Austen continued the story. “Just like in this world, in the others we speak of, there are people, and there are animals. People think, and most are decent. Animals live instinctively and aren’t so discerning. Criminals exist in both. Arianna is a person in either realm, though you, like myself, see her both as she is here and with traces of her own home. Her true physical form cannot survive here, only what you might call her spirit, but when she crossed planes, she came across an accident victim near death and claimed the body.”
He leaned closer. “You might also see deeper, to her character. Say, if she was a bad person and what you saw reflected that.”
“Like having horns and a tail?”
“Sometimes, the mind tries to tell us things but lacks a proper frame of reference, like, for instance, someone in ancient times seeing an airplane. Their minds might think ‘bird’ because that’s the closest comparison. It’s rare, but sometimes a human sees something unusual about those from another realm. Their minds try to explain things with limited understanding.”
Like one face on top of another? One of which doesn’t look entirely human? Merely a suggestion of a face.
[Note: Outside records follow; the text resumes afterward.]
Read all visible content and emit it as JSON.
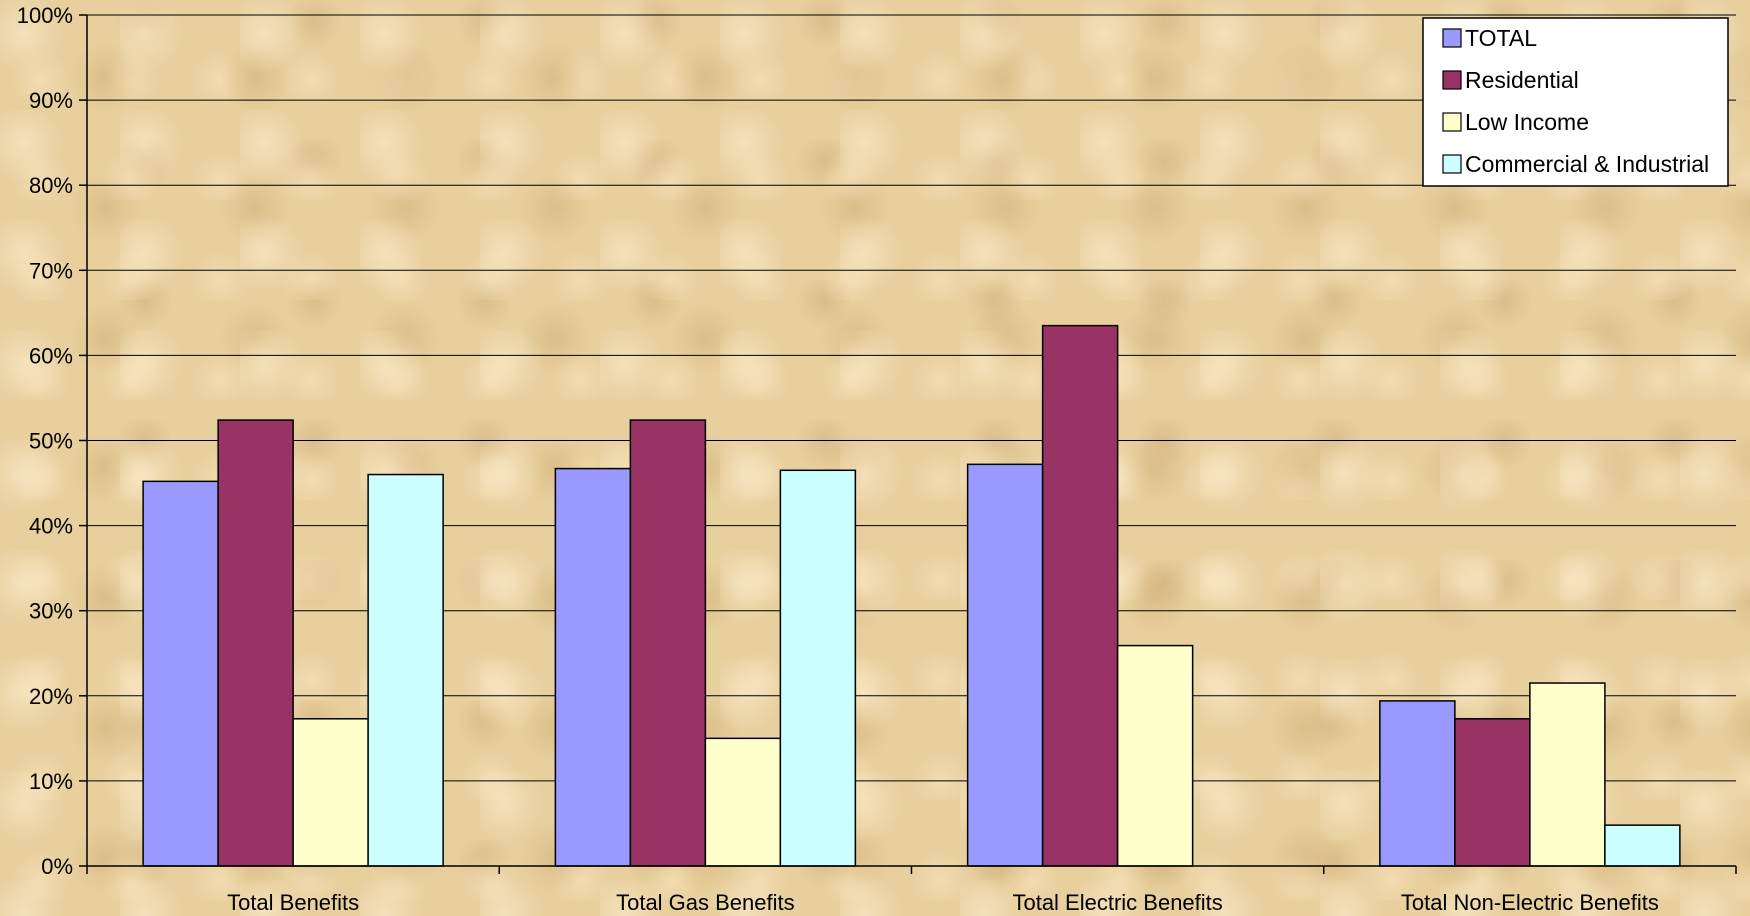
{
  "chart_data": {
    "type": "bar",
    "categories": [
      "Total Benefits",
      "Total Gas Benefits",
      "Total Electric Benefits",
      "Total Non-Electric Benefits"
    ],
    "series": [
      {
        "name": "TOTAL",
        "color": "#9999ff",
        "values": [
          45.2,
          46.7,
          47.2,
          19.4
        ]
      },
      {
        "name": "Residential",
        "color": "#993366",
        "values": [
          52.4,
          52.4,
          63.5,
          17.3
        ]
      },
      {
        "name": "Low Income",
        "color": "#ffffcc",
        "values": [
          17.3,
          15.0,
          25.9,
          21.5
        ]
      },
      {
        "name": "Commercial & Industrial",
        "color": "#ccffff",
        "values": [
          46.0,
          46.5,
          null,
          4.8
        ]
      }
    ],
    "ylim": [
      0,
      100
    ],
    "yticks": [
      "0%",
      "10%",
      "20%",
      "30%",
      "40%",
      "50%",
      "60%",
      "70%",
      "80%",
      "90%",
      "100%"
    ],
    "grid": true,
    "legend_position": "top-right"
  }
}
Austen kept a close watch on Morrisey, who dared not make a move lest he haul ass out of here. “But imagine if, say, a lion was to inhabit a human body, a sadistic lion craving fear for a meal.”
Morrisey shuddered. “Like a horror movie monster?”
“Right again, Detective.” Leary slouched in his chair, far too at ease for this bizarre conversation.
“So, those… things just take over bodies?” Someone hand Morrisey a drink. And a cigarette. Possibly something stronger and less legal, and to hell with department random drug tests.
Leary made Morrisey jump with his too-loud voice. “There are a few ways to get from there to here. Some accidentally stumble upon a rift between worlds, like our dear Arianna. First, she tried to return but couldn’t. There were other humans she could have claimed, but she’d never force someone out of their body. She needed to find someone willing to share, or the body of a dying or recently deceased person. Because of her nature, she was able to perform minor healing on an accident victim and continued to survive. She intervened after it was already too late to rescue the body's previous owner."
Austen regarded Morrisey quietly for a moment. “Others aren’t so scrupulous. They’ll force someone out and take over. Still, others from another plane are summoned here for nefarious purposes. Have you ever heard the term succubus, originating from the Latin succuba?”